The trouble with 'just' tweaking one of the fundamental constants like this is that a lot of the deep interactions in physics are linked together. Let us try, say, doubling $c$. Since Maxwell's Equations of electromagnetism define $c$ in terms of the electric and magnetic constants:
$${\displaystyle c={\frac {1}{\sqrt {\varepsilon _{0}\mu _{0}}}}}$$
we must also decrease one or both of these by a combined factor of 4. Decreasing the magnetic constant is really dangerous, as it affects the Fine Structure Constant:
$${\displaystyle \mu _{0}={\frac {2\alpha }{e^{2}}}{\frac {h}{c}}}$$
and now we are required to change either $e$ the charge on the electron or $h$ the Plank constant. Either way we're really falling down a rabbit hole as changing the strength of the electrostatic interaction (via $e$) will probably require recalculating all of chemistry, and $h$ affects the energy of all photons and everything to do with heat transfer through systems, as well as affecting lots of quantum interactions which may or may not mess with subatomic physics depending on which unification theory you prefer.
Probably safer to just modify $\varepsilon_0$, which is actually similar to filling the universe with a magical conductive ether. You're still messing with the practical realisation of the electrostatic interaction, which means all your electron shells will be more tightly bound, the enthalpy of chemical reactions will be affected, and anything that depends on precise interplays of electrostatic attractions to hold their shape (like, for instance, proteins) would stop being correctly assembled. If the change happened over too short a span for evolution to adapt, end of all life.
In other news, the famous $E = mc^2$ means that the relativistic energy of everything just went up by a factor of four.
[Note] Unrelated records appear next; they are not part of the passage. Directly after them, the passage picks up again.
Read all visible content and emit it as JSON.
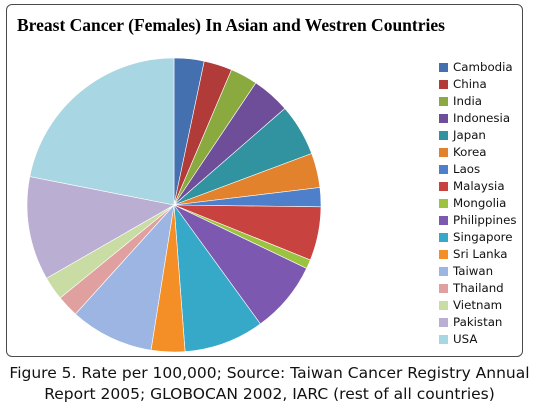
{
  "chart_data": {
    "type": "pie",
    "title": "Breast Cancer (Females) In Asian and Westren Countries",
    "legend_position": "right",
    "slices": [
      {
        "name": "Cambodia",
        "value": 3.3,
        "color": "#4470b0"
      },
      {
        "name": "China",
        "value": 3.1,
        "color": "#b03b38"
      },
      {
        "name": "India",
        "value": 3.0,
        "color": "#8aaa3f"
      },
      {
        "name": "Indonesia",
        "value": 4.2,
        "color": "#6e4e98"
      },
      {
        "name": "Japan",
        "value": 5.7,
        "color": "#31939f"
      },
      {
        "name": "Korea",
        "value": 3.8,
        "color": "#e3822c"
      },
      {
        "name": "Laos",
        "value": 2.1,
        "color": "#4d7fca"
      },
      {
        "name": "Malaysia",
        "value": 5.9,
        "color": "#c8433f"
      },
      {
        "name": "Mongolia",
        "value": 1.0,
        "color": "#9cc33f"
      },
      {
        "name": "Philippines",
        "value": 7.9,
        "color": "#7d58b0"
      },
      {
        "name": "Singapore",
        "value": 8.8,
        "color": "#36a8c8"
      },
      {
        "name": "Sri Lanka",
        "value": 3.7,
        "color": "#f38f26"
      },
      {
        "name": "Taiwan",
        "value": 9.2,
        "color": "#9cb5e2"
      },
      {
        "name": "Thailand",
        "value": 2.4,
        "color": "#e0a0a0"
      },
      {
        "name": "Vietnam",
        "value": 2.6,
        "color": "#c8dca4"
      },
      {
        "name": "Pakistan",
        "value": 11.4,
        "color": "#bbaed3"
      },
      {
        "name": "USA",
        "value": 21.9,
        "color": "#a8d6e2"
      }
    ]
  },
  "caption": {
    "line1": "Figure 5. Rate per 100,000; Source: Taiwan Cancer Registry Annual",
    "line2": "Report 2005; GLOBOCAN 2002, IARC (rest of all countries)"
  }
}
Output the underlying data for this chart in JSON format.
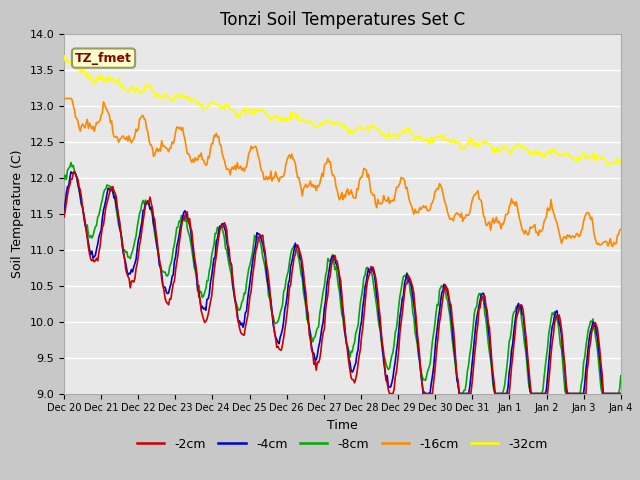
{
  "title": "Tonzi Soil Temperatures Set C",
  "xlabel": "Time",
  "ylabel": "Soil Temperature (C)",
  "ylim": [
    9.0,
    14.0
  ],
  "yticks": [
    9.0,
    9.5,
    10.0,
    10.5,
    11.0,
    11.5,
    12.0,
    12.5,
    13.0,
    13.5,
    14.0
  ],
  "x_labels": [
    "Dec 20",
    "Dec 21",
    "Dec 22",
    "Dec 23",
    "Dec 24",
    "Dec 25",
    "Dec 26",
    "Dec 27",
    "Dec 28",
    "Dec 29",
    "Dec 30",
    "Dec 31",
    "Jan 1",
    "Jan 2",
    "Jan 3",
    "Jan 4"
  ],
  "n_points": 480,
  "colors": {
    "-2cm": "#cc0000",
    "-4cm": "#0000cc",
    "-8cm": "#00aa00",
    "-16cm": "#ff8800",
    "-32cm": "#ffff00"
  },
  "legend_labels": [
    "-2cm",
    "-4cm",
    "-8cm",
    "-16cm",
    "-32cm"
  ],
  "annotation_text": "TZ_fmet",
  "annotation_box_color": "#ffffcc",
  "annotation_text_color": "#880000",
  "fig_bg_color": "#c8c8c8",
  "plot_bg_color": "#e8e8e8",
  "grid_color": "#ffffff",
  "title_fontsize": 12,
  "label_fontsize": 9,
  "tick_fontsize": 8
}
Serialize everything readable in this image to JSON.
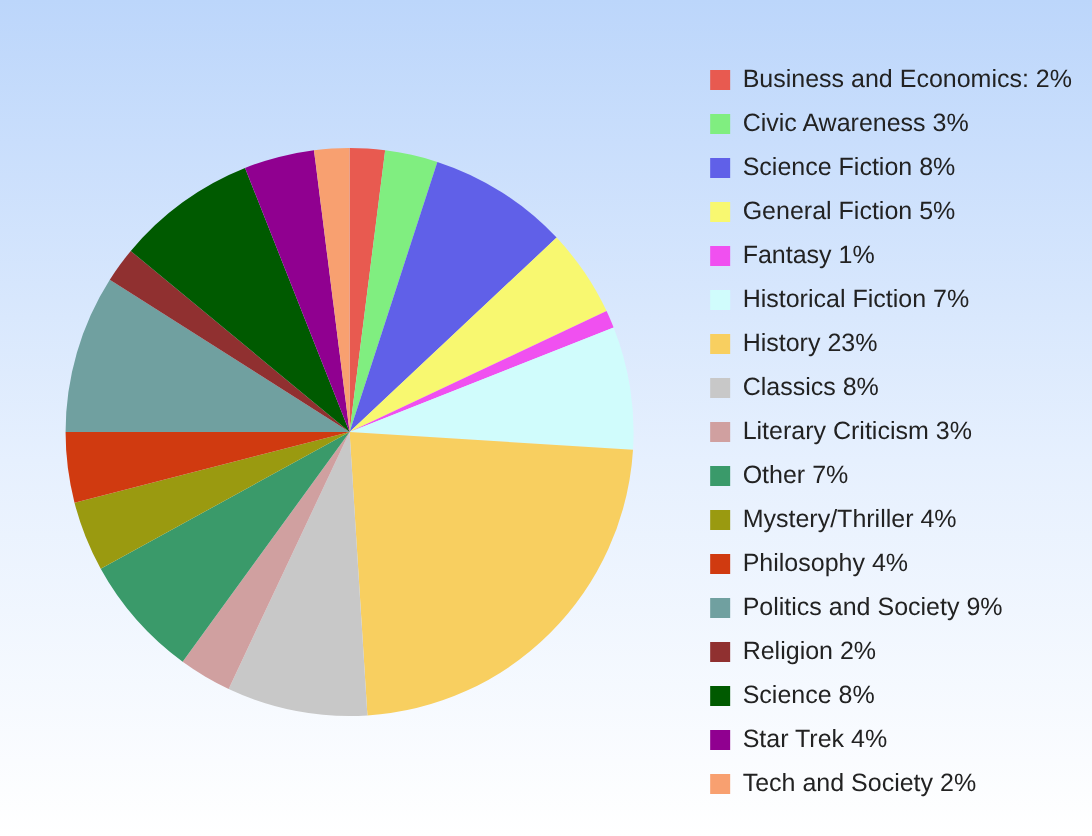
{
  "chart_data": {
    "type": "pie",
    "categories": [
      "Business and Economics: 2%",
      "Civic Awareness 3%",
      "Science Fiction 8%",
      "General Fiction 5%",
      "Fantasy 1%",
      "Historical Fiction 7%",
      "History 23%",
      "Classics 8%",
      "Literary Criticism 3%",
      "Other 7%",
      "Mystery/Thriller 4%",
      "Philosophy 4%",
      "Politics and Society 9%",
      "Religion 2%",
      "Science 8%",
      "Star Trek 4%",
      "Tech and Society 2%"
    ],
    "values": [
      2,
      3,
      8,
      5,
      1,
      7,
      23,
      8,
      3,
      7,
      4,
      4,
      9,
      2,
      8,
      4,
      2
    ],
    "colors": [
      "#e85a50",
      "#80ee80",
      "#6060e8",
      "#f8f870",
      "#f050f0",
      "#d0fcfc",
      "#f8cf60",
      "#c8c8c8",
      "#d0a0a0",
      "#3a9a6a",
      "#9a9a10",
      "#d03a10",
      "#70a0a0",
      "#903030",
      "#005a00",
      "#900090",
      "#f8a070"
    ],
    "legend": "right"
  }
}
This has implications for high-energy astronomy, as you increase things like the Schwarzschild radius of black holes:
$${\displaystyle r_{s}={\frac {2GM}{c^{2}}}} $$
With the effect that lots of accretion disks that were previously inactive would become activated as more material was suddenly 'within range', leading to a massive increase in high-energy radiation, although this would take millions or billions of years to affect life on Earth, although once it did so it would probably do so very negatively. The high-energy charged particles streaming out of the sun in the solar wind, however, would reach Earth in just a few minutes and would become significantly more effective at blowing away parts of the atmosphere.